After hitting an all-time high in 2021, this year's Forrester CX Index dropped from 72 to 71.3, Leaver reported. And while a drop of less than one point might not seem like much, "it's a huge deal," Leaver said. It represents the largest single-year decline in the seven years that Forrester has been compiling the index.
Additional insight from the 2022 CX Index showed that CX quality fell for 19 percent of companies in 2022— the highest proportion to drop in one year since the inception of the survey. In addition, CX quality has fallen back to early 2020 levels, reversing gains made in 2021. The drop stems from companies' waning focus on customers even though customers expect more from digital and hybrid experiences.
"After a spike in 2021, there is a widening gap between what customers expect and want from us and the actual experiences we are giving them," Leaver said.
The report also showed that only 3 percent of U.S. companies are customer obsessed—putting customers at the center of their leadership, strategy, and operations. That's a decrease of 7 percentage points from the prior year. Industries such as airlines, auto manufacturers, and hotels suffered losses in their average CX Index scores, brought on, in part, by environmental factors like rising costs, supply issues, and staffing shortages. The investment industry was the only one to see CX improvement in 2022.
Still, Leaver said there is an upside to the grim news: It creates a huge opportunity for companies.
Forrester's CX Index research also found that emotion is still a key driver for delivering high levels of CX performance. Fifty-four percent of customers who report positive emotions like feeling happy, valued, and appreciated are willing to forgive companies that make mistakes;
Trust is also key, and this year saw a bright spot: 59 percent of consumers trust the the companies with which they interact, 2 percentage points higher than the 57percent who trusted companies in 2020
"Don't be afraid to be bold when it really counts," Leaver told the audience. It was a theme carried by other speakers during the event.
"The long-term, deleterious effects of the pandemic are just now starting to be seen," said Anjali Lai, a senior analyst at Forrester, noting that consumers are anxious, uneasy, and depressed today, but businesses can help.

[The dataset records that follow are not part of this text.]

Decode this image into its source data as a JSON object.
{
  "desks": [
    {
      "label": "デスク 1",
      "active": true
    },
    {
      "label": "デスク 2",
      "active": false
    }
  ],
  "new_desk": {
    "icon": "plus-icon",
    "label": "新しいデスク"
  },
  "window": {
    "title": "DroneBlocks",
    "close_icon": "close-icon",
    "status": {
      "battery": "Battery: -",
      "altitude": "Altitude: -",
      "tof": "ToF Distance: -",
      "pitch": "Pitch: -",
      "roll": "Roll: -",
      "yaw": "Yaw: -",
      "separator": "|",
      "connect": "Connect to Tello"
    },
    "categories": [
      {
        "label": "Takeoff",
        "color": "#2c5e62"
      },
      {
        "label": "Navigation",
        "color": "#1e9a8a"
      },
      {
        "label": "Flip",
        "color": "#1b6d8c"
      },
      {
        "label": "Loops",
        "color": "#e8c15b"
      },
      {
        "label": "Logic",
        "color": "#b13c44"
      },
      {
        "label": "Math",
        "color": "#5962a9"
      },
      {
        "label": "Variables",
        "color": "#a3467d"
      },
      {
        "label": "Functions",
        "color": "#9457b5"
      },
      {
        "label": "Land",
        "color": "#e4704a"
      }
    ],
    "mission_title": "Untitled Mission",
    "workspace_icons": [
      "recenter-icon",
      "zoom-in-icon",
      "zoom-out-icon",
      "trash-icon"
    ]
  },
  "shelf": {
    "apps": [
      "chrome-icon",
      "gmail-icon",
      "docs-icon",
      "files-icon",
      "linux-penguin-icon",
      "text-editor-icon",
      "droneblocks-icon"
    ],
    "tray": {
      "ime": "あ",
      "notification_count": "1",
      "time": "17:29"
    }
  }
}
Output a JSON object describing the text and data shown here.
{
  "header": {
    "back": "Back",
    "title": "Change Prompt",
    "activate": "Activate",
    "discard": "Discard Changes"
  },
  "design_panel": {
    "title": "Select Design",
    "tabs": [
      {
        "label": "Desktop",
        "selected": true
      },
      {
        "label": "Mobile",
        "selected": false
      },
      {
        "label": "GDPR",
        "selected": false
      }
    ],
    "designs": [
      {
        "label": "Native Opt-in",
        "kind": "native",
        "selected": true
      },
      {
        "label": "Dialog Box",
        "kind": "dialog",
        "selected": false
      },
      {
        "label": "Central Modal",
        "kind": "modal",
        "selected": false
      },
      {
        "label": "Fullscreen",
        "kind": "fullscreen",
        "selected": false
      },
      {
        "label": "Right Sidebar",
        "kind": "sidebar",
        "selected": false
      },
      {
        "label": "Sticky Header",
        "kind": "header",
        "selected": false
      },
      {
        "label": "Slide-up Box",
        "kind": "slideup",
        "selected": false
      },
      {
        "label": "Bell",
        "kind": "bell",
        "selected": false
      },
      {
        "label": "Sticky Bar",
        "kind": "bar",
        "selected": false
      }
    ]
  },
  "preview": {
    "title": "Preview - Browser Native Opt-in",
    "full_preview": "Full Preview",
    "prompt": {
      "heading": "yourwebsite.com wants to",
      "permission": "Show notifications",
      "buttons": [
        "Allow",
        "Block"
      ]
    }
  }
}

Businesses, she said, are increasingly being seen as a inextricably linked to the social changes happening outside their four walls.
To that end, Lai outlined four themes that will shape how companies serve their customers going forward:
- Climate change. Forty-nine percent of consumers believe companies have an imperative to offer sustainable products and delivery options, and marketing has a huge role to play in setting and carrying out that agenda.
- A stakeholder strategy that includes consumers, employees, shareholders, suppliers, and the community at large. Forty-three percent of consumers, for example, are attracted to companies that treat their employees well, outpacing fast delivery times and price as reasons for doing business with companies.
- Digital fluidity. While consumers were heavily online during the pandemic, now they want to get back out in the world, with 37 percent saying they are tired of looking at screens and 38 percent want to disconnect altogether. "Digital fluidity will redefine what it means to offer seamless, personalized, contextual customer experience,"Lai said.
- Post-pandemic preference. Consumers are more willing to pay extra for good service, and companies need to adjust.
"Companies need to double down on insights and creativity," Lai said, urging companies to improve their understanding of consumer needs, invest in technologies to meet them, and create innovation. "Think about how you approach your business and its relationship with the consumer."
Mike Proulx, a Forrester vice president and research director, took that a step further. He said companies need to start thinking of consumers as constituents, urging them to nurture "a base of devotees" who are willing to spend 50 percent more with your companies than average consumers.
Proulx urged companies to segment their customers to identify those constituents that could be classified as devotees, scrutinize the customer journeys they provide to identify the potholes, and open a multidirectional way to address them.